Mons. Braulio Rodríguez Estos son días de decisiones tomadas o por tomar de los grupos políticos, cuyos representantes han sido elegidos en las últimas elecciones locales. La democracia asegura la participación de estos ciudadanos en opciones políticas y garantiza a los gobernados la posibilidad de elegir y controlar a sus propios gobernantes, o bien sustituirlos en las siguientes elecciones. Son principios que la Iglesia Católica acepta, pensando siempre que una auténtica democracia es posible solo en un Estado de derecho y sobre la base de una recta concepción del ser humano. Y el bien común ha de ser siempre el fin y el criterio regulador de la vida política. Hablo de todos estos principios pensando sobre todo en los católicos y si algún otro piensa que le ayuda. No pretendo dar lecciones a nadie.

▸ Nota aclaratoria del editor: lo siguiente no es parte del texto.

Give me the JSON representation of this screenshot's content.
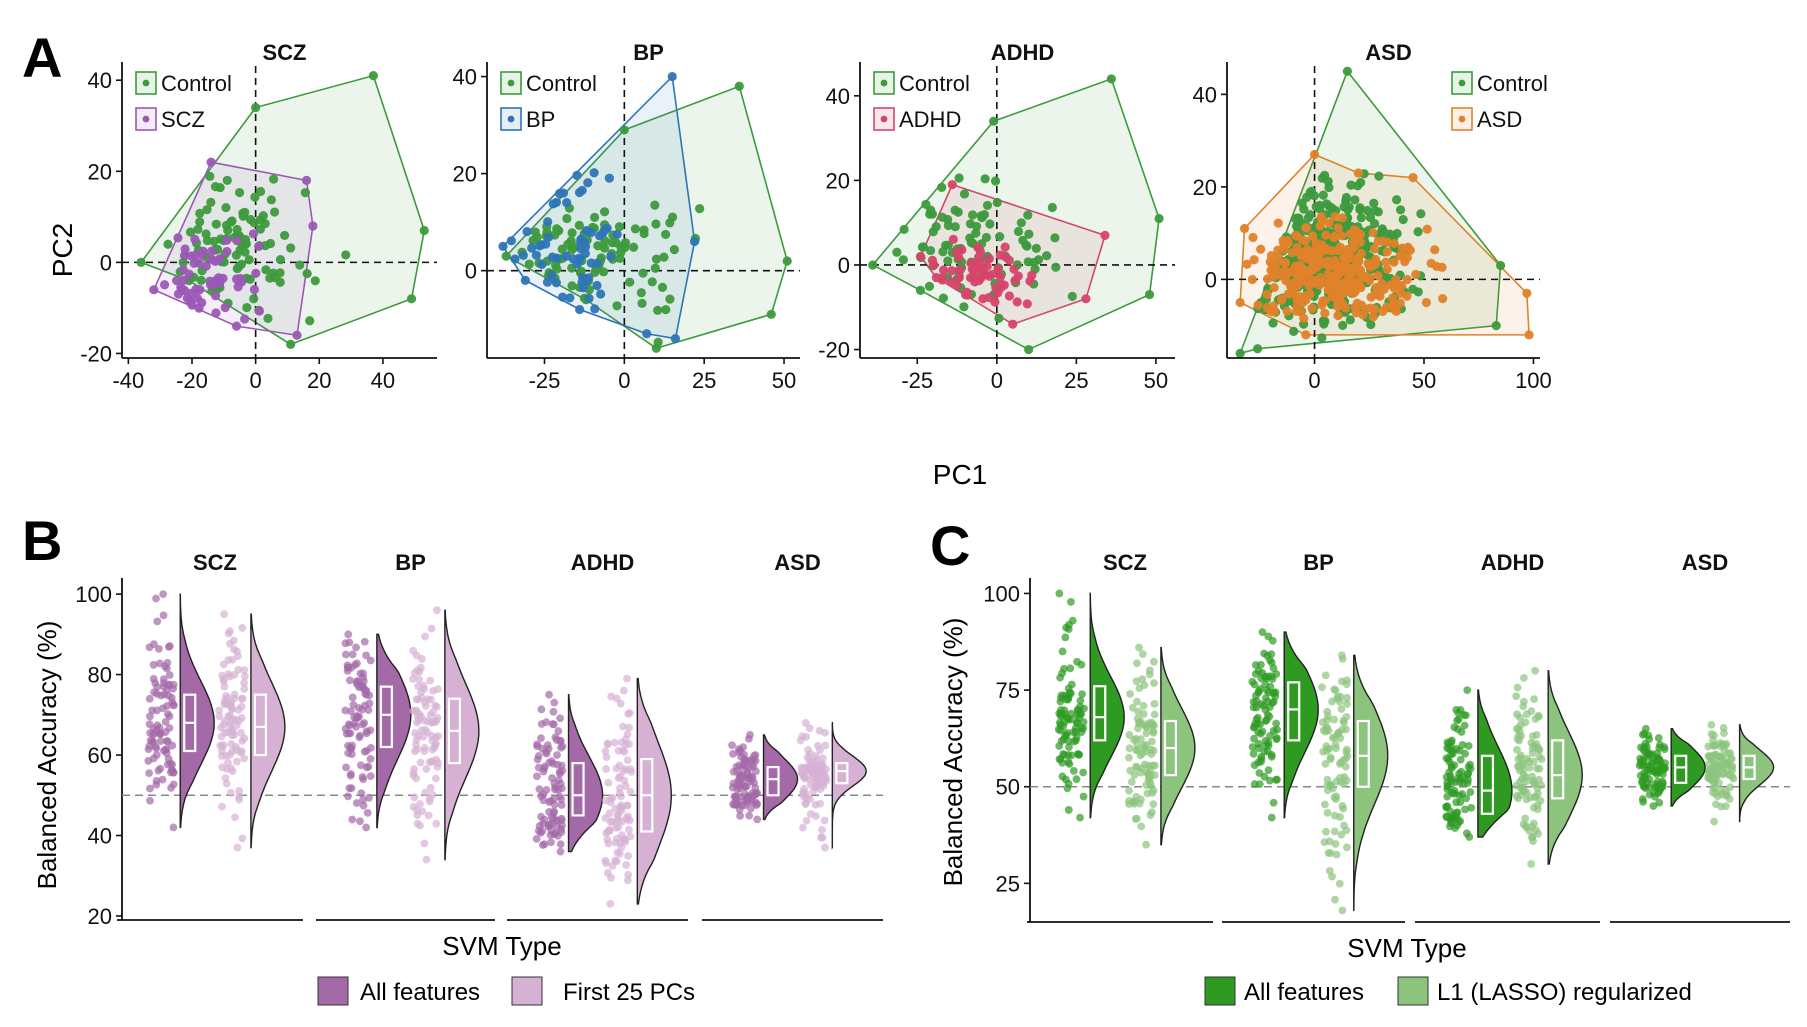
{
  "panel_labels": {
    "a": "A",
    "b": "B",
    "c": "C"
  },
  "colors": {
    "control": "#3d9a3d",
    "scz": "#9b59b6",
    "bp": "#2e75b6",
    "adhd": "#d6456a",
    "asd": "#e0822a",
    "b_all": "#a46aa8",
    "b_pc": "#d6b1d4",
    "c_all": "#2e9a22",
    "c_l1": "#8cc47e"
  },
  "panel_a": {
    "xlabel": "PC1",
    "ylabel": "PC2",
    "legend_control": "Control"
  },
  "panel_b": {
    "ylabel": "Balanced Accuracy (%)",
    "xlabel": "SVM Type",
    "legend": [
      "All features",
      "First 25 PCs"
    ]
  },
  "panel_c": {
    "ylabel": "Balanced Accuracy (%)",
    "xlabel": "SVM Type",
    "legend": [
      "All features",
      "L1 (LASSO) regularized"
    ]
  },
  "chart_data": [
    {
      "type": "scatter",
      "panel": "A",
      "title": "SCZ",
      "xlabel": "PC1",
      "ylabel": "PC2",
      "xlim": [
        -42,
        57
      ],
      "ylim": [
        -21,
        44
      ],
      "xticks": [
        -40,
        -20,
        0,
        20,
        40
      ],
      "yticks": [
        -20,
        0,
        20,
        40
      ],
      "reference_lines": {
        "x": 0,
        "y": 0
      },
      "legend": [
        "Control",
        "SCZ"
      ],
      "legend_position": "top-left",
      "series": [
        {
          "name": "Control",
          "hull": [
            [
              -36,
              0
            ],
            [
              0,
              34
            ],
            [
              37,
              41
            ],
            [
              53,
              7
            ],
            [
              49,
              -8
            ],
            [
              11,
              -18
            ],
            [
              -21,
              -4
            ]
          ]
        },
        {
          "name": "SCZ",
          "hull": [
            [
              -32,
              -6
            ],
            [
              -14,
              22
            ],
            [
              16,
              18
            ],
            [
              18,
              8
            ],
            [
              13,
              -16
            ],
            [
              -6,
              -14
            ]
          ]
        }
      ]
    },
    {
      "type": "scatter",
      "panel": "A",
      "title": "BP",
      "xlabel": "PC1",
      "ylabel": "PC2",
      "xlim": [
        -43,
        55
      ],
      "ylim": [
        -18,
        43
      ],
      "xticks": [
        -25,
        0,
        25,
        50
      ],
      "yticks": [
        0,
        20,
        40
      ],
      "reference_lines": {
        "x": 0,
        "y": 0
      },
      "legend": [
        "Control",
        "BP"
      ],
      "legend_position": "top-left",
      "series": [
        {
          "name": "Control",
          "hull": [
            [
              -37,
              3
            ],
            [
              0,
              29
            ],
            [
              36,
              38
            ],
            [
              51,
              2
            ],
            [
              46,
              -9
            ],
            [
              10,
              -16
            ],
            [
              -12,
              -6
            ]
          ]
        },
        {
          "name": "BP",
          "hull": [
            [
              -38,
              5
            ],
            [
              15,
              40
            ],
            [
              22,
              6
            ],
            [
              16,
              -14
            ],
            [
              7,
              -13
            ],
            [
              -14,
              -8
            ],
            [
              -31,
              -2
            ]
          ]
        }
      ]
    },
    {
      "type": "scatter",
      "panel": "A",
      "title": "ADHD",
      "xlabel": "PC1",
      "ylabel": "PC2",
      "xlim": [
        -43,
        56
      ],
      "ylim": [
        -22,
        48
      ],
      "xticks": [
        -25,
        0,
        25,
        50
      ],
      "yticks": [
        -20,
        0,
        20,
        40
      ],
      "reference_lines": {
        "x": 0,
        "y": 0
      },
      "legend": [
        "Control",
        "ADHD"
      ],
      "legend_position": "top-left",
      "series": [
        {
          "name": "Control",
          "hull": [
            [
              -39,
              0
            ],
            [
              -1,
              34
            ],
            [
              36,
              44
            ],
            [
              51,
              11
            ],
            [
              48,
              -7
            ],
            [
              10,
              -20
            ],
            [
              -24,
              -6
            ]
          ]
        },
        {
          "name": "ADHD",
          "hull": [
            [
              -24,
              2
            ],
            [
              -14,
              19
            ],
            [
              34,
              7
            ],
            [
              28,
              -8
            ],
            [
              5,
              -14
            ],
            [
              -19,
              -3
            ]
          ]
        }
      ]
    },
    {
      "type": "scatter",
      "panel": "A",
      "title": "ASD",
      "xlabel": "PC1",
      "ylabel": "PC2",
      "xlim": [
        -40,
        103
      ],
      "ylim": [
        -17,
        47
      ],
      "xticks": [
        0,
        50,
        100
      ],
      "yticks": [
        0,
        20,
        40
      ],
      "reference_lines": {
        "x": 0,
        "y": 0
      },
      "legend": [
        "Control",
        "ASD"
      ],
      "legend_position": "top-right",
      "series": [
        {
          "name": "Control",
          "hull": [
            [
              -34,
              -16
            ],
            [
              15,
              45
            ],
            [
              85,
              3
            ],
            [
              83,
              -10
            ],
            [
              -26,
              -15
            ]
          ]
        },
        {
          "name": "ASD",
          "hull": [
            [
              -34,
              -5
            ],
            [
              -32,
              11
            ],
            [
              0,
              27
            ],
            [
              20,
              23
            ],
            [
              45,
              22
            ],
            [
              97,
              -3
            ],
            [
              98,
              -12
            ],
            [
              -4,
              -12
            ]
          ]
        }
      ]
    },
    {
      "type": "violin",
      "panel": "B",
      "ylabel": "Balanced Accuracy (%)",
      "xlabel": "SVM Type",
      "ylim": [
        19,
        104
      ],
      "yticks": [
        20,
        40,
        60,
        80,
        100
      ],
      "reference_line": 50,
      "categories": [
        "SCZ",
        "BP",
        "ADHD",
        "ASD"
      ],
      "series": [
        {
          "name": "All features",
          "min": [
            42,
            42,
            36,
            44
          ],
          "q1": [
            61,
            62,
            45,
            50
          ],
          "median": [
            68,
            70,
            50,
            54
          ],
          "q3": [
            75,
            77,
            58,
            57
          ],
          "max": [
            100,
            90,
            75,
            65
          ]
        },
        {
          "name": "First 25 PCs",
          "min": [
            37,
            34,
            23,
            37
          ],
          "q1": [
            60,
            58,
            41,
            53
          ],
          "median": [
            67,
            66,
            50,
            56
          ],
          "q3": [
            75,
            74,
            59,
            58
          ],
          "max": [
            95,
            96,
            79,
            68
          ]
        }
      ]
    },
    {
      "type": "violin",
      "panel": "C",
      "ylabel": "Balanced Accuracy (%)",
      "xlabel": "SVM Type",
      "ylim": [
        15,
        104
      ],
      "yticks": [
        25,
        50,
        75,
        100
      ],
      "reference_line": 50,
      "categories": [
        "SCZ",
        "BP",
        "ADHD",
        "ASD"
      ],
      "series": [
        {
          "name": "All features",
          "min": [
            42,
            42,
            37,
            45
          ],
          "q1": [
            62,
            62,
            43,
            51
          ],
          "median": [
            68,
            70,
            49,
            55
          ],
          "q3": [
            76,
            77,
            58,
            58
          ],
          "max": [
            100,
            90,
            75,
            65
          ]
        },
        {
          "name": "L1 (LASSO) regularized",
          "min": [
            35,
            18,
            30,
            41
          ],
          "q1": [
            53,
            50,
            47,
            52
          ],
          "median": [
            60,
            58,
            53,
            55
          ],
          "q3": [
            67,
            67,
            62,
            58
          ],
          "max": [
            86,
            84,
            80,
            66
          ]
        }
      ]
    }
  ]
}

Se pide a nuestros políticos, no la Iglesia sino todos los ciudadanos, que no olviden la dimensión moral de la representación obtenida en las elecciones, que consiste en el compromiso de compartir el destino del pueblo y en buscar soluciones a los problemas sociales. Nos interesa menos sus principios ideológicos y mucho más el espíritu de servicio, como dijo Juan Pablo II (Christifideles laici, 42). En realidad la comunidad política se construye para servir a la sociedad civil, de la cual deriva. En mi opinión, importa mucho establecer la distinción entre comunidad política y sociedad civil. La razón es sencilla: la sociedad civil es el conjunto de relaciones y de recursos, culturales y asociativos, que tienen que ser autónomos, al menos en una proporción razonable, del ámbito político y económico. Sinceramente no siempre ocurre esto en España, cuando es justo precisamente que participen todos y cada uno en el bien común según proporción debida.
¿Quién duda que la comunidad política y la sociedad civil, aun cuando estén recíprocamente vinculadas, no son iguales en la jerarquía de los fines? Hay quienes niegan esto, cuando es claro que la sociedad política está esencialmente al servicio de la sociedad civil, esto es, de las personas y de los grupos que la componen (cfr. Catecismo de la Iglesia Católica, nº 1910). Cuántos problemas se solucionarían, si esta distinción se observara en nuestra sociedad. Sinceramente: damos demasiada importancia a los políticos, sobre todo cuando éstos piensan que la sociedad civil es un mero apéndice o una variable de la sociedad política. Lo primero es la gente, las personas, la sociedad civil; éstos son los que justifican la existencia de la comunidad política.
Me parece a mí que se tiene poco en cuenta en nuestro tiempo el principio de subsidiariedad, cuando las iniciativas sociales de todo tipo que se realizan fuera de lo estatal, autonómico y local, crea nuevos espacios para la presencia activa y para la acción directa de los ciudadanos, integrando las funciones desarrolladas por el Estado y las otras instancias públicas. En este sentido, el Concilio Vaticano II afirmó solemnemente: ”La comunidad política y la Iglesia son independientes y autónomas, cada una en su propio terreno” (GS, 7); sin embargo esta autonomía no comporta una separación tal que excluya la colaboración: ambas, aunque a título diferente, están al servicio de la vocación personal y social de los mismos hombres y mujeres.
Libertad de expresión, de enseñanza, de evangelización; libertad de ejercer el culto públicamente; libertad de organizarse y tener sus reglamentos internos; libertad de elección, de educación, de nombramiento y de traslado de sus ministros; libertad de construir edificios religiosos; libertad de asociarse para fines no sólo religiosos, sino también educativos, culturales, de salud y caritativos, son derechos de los que hemos venido gozando todos los españoles desde la instauración de la democracia en nuestra patria. Estoy seguro de que así va a suceder ahora que, tras las elecciones locales, comenzamos un nuevo periodo en la gobernación de ayuntamientos, diputaciones y Autonomía.